Discussion in 'Mathematics' started by ECR, Aug 1, 2020 at 8:03 PM.

1. ### ECRGuest

I encountered the following problem (I give more details of the problem at the end of the post) and I am trying to figure out the best way of performing a null hypothesis testing. I looked for similar questions (like this) but it does not fit exactly my problem.

I have a random vector \$X = (X_1,...,X_N)\$ of \$N\$ random binary variables, not necessarily independent and non identically distributed. These \$N\$ variables are divided into two subsets: \$A\$ with \$N_A\$ random variables and \$B\$ with \$N_B\$ variables (\$N_A + N_B = N\$), so I can also write \$X = (X_A,X_B)\$. I know the marginal distribution of each of the binary variables, as well as the first and second moments of the random vector.

Now I consider another random vector \$Y = (Y_1,...,Y_N) = (Y_A, Y_B)\$, from which I can only sample in two steps: first sample \$Y_A\$ (obtaining some string \$(a_1,...,a_{N_A})\$), and then sample \$(Y_B | Y_A = (a_1,...,a_{N_A}))\$. The null hypothesis is that \$Y\$ follows the same distribution as \$X\$.

The problem that arises here is that the set of possible outcomes for \$A\$ is too large, which means that the probability to obtain the same \$a= (a_1, ..., a_{N_A})\$ is negligible.

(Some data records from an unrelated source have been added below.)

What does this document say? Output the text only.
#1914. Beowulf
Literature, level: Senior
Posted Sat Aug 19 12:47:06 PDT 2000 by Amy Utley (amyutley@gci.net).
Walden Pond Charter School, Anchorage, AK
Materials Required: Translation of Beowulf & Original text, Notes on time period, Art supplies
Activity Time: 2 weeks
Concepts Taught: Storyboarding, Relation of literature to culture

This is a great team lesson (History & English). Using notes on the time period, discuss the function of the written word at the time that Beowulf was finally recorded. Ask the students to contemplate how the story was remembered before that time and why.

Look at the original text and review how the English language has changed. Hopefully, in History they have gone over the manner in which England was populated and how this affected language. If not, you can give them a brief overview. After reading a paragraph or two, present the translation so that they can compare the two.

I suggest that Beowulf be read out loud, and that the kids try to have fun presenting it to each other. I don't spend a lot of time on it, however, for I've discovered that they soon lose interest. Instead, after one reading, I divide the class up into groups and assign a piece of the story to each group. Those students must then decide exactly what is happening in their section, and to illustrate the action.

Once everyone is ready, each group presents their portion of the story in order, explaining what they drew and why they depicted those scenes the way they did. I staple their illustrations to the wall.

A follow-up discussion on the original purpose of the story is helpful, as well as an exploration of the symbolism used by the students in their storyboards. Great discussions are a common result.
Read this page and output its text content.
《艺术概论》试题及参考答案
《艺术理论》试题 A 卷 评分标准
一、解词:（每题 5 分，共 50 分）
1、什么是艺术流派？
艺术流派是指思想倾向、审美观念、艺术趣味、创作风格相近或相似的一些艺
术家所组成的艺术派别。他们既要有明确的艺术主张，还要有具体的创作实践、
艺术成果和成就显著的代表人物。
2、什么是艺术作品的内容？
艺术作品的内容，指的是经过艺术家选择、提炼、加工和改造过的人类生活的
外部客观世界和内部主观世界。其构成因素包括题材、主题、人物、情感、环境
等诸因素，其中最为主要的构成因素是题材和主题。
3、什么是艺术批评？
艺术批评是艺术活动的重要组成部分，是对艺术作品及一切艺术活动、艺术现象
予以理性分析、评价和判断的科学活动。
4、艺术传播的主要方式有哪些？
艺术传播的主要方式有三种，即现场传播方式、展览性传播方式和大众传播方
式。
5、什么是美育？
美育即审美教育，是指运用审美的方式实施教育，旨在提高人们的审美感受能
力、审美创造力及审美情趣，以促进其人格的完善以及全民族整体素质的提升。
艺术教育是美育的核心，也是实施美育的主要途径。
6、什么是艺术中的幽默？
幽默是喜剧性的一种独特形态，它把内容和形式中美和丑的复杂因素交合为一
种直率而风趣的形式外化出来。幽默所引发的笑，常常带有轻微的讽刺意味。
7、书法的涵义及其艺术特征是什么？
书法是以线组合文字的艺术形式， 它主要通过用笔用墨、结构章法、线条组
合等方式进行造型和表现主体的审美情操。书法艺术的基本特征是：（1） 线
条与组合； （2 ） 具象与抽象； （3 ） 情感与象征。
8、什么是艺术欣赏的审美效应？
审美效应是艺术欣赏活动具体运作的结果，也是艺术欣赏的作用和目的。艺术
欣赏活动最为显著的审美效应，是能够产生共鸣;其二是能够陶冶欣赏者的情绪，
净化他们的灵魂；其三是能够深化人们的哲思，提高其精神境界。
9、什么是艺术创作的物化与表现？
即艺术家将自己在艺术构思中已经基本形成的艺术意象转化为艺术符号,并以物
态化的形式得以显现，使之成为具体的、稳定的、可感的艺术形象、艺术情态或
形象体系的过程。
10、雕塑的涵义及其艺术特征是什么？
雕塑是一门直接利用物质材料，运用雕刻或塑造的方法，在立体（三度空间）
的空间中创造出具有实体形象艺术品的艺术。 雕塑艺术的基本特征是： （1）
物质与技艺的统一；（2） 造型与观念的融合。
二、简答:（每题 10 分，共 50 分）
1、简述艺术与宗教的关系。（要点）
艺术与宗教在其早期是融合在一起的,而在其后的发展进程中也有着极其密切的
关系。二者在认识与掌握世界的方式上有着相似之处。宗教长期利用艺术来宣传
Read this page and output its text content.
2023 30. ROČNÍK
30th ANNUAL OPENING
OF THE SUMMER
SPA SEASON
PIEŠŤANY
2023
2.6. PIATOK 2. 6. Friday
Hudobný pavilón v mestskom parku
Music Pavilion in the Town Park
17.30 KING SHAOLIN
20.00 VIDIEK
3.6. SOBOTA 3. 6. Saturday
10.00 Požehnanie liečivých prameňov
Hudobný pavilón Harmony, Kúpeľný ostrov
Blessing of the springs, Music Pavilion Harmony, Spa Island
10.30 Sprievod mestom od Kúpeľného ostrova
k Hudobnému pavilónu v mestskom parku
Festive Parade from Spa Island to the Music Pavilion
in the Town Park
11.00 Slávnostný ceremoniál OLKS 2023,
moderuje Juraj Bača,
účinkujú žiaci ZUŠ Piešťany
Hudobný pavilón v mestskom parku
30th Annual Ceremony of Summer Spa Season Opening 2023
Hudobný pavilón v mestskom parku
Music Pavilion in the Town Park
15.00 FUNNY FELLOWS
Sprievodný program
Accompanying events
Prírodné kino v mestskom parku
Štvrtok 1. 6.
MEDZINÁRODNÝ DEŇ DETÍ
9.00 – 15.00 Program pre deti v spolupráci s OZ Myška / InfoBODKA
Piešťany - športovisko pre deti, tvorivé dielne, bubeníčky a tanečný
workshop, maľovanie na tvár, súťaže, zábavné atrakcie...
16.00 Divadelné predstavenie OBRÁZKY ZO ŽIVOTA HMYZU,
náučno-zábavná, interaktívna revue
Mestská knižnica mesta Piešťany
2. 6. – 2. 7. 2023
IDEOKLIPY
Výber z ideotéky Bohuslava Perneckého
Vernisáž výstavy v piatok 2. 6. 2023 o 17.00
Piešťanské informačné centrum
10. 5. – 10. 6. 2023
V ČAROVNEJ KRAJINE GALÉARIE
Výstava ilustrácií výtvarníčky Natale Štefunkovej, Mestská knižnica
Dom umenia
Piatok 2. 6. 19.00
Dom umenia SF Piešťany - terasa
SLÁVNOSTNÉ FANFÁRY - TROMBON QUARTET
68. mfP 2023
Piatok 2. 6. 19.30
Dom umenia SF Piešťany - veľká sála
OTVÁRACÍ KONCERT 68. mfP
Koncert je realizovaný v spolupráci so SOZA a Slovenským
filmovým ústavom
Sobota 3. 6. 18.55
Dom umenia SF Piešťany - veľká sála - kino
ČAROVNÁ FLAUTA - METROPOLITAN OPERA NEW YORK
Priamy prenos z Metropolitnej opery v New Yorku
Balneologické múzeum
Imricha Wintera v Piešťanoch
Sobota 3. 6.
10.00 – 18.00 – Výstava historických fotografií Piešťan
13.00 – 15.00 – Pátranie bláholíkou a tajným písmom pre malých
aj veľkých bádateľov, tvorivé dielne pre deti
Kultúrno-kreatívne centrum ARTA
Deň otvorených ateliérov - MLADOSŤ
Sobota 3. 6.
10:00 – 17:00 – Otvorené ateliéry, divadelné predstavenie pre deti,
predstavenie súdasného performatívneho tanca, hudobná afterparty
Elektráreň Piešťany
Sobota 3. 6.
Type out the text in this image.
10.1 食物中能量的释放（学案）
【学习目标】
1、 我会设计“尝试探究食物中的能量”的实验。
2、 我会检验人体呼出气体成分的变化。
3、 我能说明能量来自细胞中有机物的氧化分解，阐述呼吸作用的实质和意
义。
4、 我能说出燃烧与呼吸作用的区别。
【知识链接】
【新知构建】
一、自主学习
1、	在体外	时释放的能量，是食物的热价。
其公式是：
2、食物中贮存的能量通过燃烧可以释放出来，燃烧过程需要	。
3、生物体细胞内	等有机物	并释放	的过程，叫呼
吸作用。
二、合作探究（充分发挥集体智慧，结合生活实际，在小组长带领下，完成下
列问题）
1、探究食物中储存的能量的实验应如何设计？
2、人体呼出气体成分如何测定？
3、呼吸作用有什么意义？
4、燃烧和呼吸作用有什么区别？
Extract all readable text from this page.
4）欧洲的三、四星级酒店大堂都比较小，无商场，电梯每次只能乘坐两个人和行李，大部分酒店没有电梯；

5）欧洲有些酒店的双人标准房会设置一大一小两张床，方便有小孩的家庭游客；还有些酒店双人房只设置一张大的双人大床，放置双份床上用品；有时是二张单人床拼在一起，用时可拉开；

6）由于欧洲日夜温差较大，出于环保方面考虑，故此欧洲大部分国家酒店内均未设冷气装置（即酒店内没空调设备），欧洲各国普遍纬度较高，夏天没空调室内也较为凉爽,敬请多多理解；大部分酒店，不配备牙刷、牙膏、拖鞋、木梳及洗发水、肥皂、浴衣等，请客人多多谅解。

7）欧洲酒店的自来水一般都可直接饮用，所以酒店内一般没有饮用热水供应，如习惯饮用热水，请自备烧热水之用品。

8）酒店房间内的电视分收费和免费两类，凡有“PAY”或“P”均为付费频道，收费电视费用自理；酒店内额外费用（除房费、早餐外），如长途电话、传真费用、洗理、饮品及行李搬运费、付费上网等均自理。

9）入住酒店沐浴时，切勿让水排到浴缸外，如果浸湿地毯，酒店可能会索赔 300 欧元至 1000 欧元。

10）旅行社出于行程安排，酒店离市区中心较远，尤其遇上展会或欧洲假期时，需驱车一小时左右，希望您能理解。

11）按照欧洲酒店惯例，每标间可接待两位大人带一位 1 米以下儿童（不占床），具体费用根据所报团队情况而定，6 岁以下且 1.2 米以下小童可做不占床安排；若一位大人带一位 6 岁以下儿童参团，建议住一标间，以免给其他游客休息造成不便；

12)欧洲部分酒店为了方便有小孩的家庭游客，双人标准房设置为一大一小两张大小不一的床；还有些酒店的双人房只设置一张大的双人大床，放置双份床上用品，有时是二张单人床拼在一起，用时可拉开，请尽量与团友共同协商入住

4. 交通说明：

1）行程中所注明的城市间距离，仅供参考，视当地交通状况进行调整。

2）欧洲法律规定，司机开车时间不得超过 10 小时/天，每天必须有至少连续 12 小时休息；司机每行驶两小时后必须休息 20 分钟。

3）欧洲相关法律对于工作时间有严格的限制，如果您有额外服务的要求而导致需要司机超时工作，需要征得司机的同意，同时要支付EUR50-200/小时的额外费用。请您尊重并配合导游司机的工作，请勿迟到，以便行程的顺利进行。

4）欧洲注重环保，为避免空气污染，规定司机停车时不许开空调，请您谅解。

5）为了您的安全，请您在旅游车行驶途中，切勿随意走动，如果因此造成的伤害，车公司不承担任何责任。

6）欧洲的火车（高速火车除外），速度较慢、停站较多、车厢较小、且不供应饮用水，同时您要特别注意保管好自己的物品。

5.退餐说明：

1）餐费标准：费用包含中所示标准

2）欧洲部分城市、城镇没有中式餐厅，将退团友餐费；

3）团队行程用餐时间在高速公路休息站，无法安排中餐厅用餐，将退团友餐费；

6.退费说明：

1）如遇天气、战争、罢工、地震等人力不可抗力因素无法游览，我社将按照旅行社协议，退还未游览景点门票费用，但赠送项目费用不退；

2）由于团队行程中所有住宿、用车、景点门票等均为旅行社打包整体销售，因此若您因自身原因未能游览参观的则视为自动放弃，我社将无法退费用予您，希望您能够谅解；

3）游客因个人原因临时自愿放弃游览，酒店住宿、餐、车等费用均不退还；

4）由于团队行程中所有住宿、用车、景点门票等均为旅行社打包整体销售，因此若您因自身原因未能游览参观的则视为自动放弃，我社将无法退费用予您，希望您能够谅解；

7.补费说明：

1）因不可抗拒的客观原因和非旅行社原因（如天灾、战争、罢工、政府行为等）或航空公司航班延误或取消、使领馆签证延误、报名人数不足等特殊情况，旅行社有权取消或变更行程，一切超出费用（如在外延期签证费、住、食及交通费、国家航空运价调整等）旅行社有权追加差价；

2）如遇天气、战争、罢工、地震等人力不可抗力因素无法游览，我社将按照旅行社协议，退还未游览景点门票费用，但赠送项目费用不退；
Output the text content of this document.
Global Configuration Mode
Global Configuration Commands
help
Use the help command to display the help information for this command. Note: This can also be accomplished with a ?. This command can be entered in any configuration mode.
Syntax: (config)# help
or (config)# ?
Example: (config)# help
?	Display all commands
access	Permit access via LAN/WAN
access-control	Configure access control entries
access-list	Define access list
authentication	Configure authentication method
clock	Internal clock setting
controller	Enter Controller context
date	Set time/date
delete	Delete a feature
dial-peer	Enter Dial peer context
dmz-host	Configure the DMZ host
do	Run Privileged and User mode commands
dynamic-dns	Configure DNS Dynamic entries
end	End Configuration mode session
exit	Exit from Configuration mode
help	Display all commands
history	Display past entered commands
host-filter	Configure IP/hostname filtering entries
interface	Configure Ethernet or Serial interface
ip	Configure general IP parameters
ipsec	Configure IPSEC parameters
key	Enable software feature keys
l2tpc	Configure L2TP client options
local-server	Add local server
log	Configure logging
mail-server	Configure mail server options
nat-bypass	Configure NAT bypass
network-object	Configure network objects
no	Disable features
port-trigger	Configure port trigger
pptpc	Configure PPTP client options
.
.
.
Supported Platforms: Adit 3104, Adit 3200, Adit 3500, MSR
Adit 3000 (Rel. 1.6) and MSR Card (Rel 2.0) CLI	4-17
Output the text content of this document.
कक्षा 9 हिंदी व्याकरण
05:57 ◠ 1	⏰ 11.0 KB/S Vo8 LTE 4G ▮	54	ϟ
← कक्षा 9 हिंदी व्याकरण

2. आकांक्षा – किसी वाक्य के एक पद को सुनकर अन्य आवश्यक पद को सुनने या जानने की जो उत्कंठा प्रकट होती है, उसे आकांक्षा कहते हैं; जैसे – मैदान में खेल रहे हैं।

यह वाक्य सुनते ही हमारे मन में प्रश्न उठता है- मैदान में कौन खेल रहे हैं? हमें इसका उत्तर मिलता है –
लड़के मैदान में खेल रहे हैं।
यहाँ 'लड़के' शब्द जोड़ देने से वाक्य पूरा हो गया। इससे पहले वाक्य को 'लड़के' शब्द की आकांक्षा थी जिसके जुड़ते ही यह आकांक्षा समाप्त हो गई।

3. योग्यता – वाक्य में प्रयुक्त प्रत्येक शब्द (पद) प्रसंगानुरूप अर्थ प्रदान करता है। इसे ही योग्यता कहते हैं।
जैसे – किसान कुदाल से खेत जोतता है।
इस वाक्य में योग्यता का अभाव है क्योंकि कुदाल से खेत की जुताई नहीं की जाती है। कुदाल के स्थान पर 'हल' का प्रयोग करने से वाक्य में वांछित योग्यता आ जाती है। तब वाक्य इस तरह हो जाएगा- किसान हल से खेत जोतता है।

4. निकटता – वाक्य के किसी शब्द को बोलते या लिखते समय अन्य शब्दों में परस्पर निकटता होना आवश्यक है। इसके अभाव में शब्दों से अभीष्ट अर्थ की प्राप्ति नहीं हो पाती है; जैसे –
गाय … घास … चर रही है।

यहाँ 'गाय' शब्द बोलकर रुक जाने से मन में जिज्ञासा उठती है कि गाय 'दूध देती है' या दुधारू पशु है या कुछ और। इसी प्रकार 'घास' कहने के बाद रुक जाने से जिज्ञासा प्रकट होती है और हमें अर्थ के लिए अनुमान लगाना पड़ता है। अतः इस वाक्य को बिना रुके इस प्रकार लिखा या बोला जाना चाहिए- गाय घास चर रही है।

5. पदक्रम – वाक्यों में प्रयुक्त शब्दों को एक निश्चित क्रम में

Thus, the distribution of the random variables in subset \$B\$ changes in each iteration. Since I cannot repeat the sampling under identical conditions I cannot use the usual central limit theorem to approximate the experimental mean by a Gaussian and perform typical Gaussian hypothesis tests.

You can imagine this as having \$N\$ biased coins, each bias being different, and the coins may not be independent. First I throw \$N_A\$ of the coins, which conditions the possible outcomes of the second set \$B\$.

How can I test my null hypothesis under these restrictions?

More details of the problem: I am dealing with a problem in quantum mechanics, having a state of \$N\$ spins that might be entangled (thus non independent variables). The data corresponds to measuring part of the system first (subsystem \$A\$), thus collapsing the whole state and conditioning the possible outcomes of the rest of the system (subsystem \$B\$). Because the set of possible outcomes for subsystem \$A\$ is very large and because when I measure I destroy the state, sampling two times subsystem \$A\$ and obtain the same result is highly unlikely.

Thank you very much in advance! Any idea or suggestion is highly appreciated!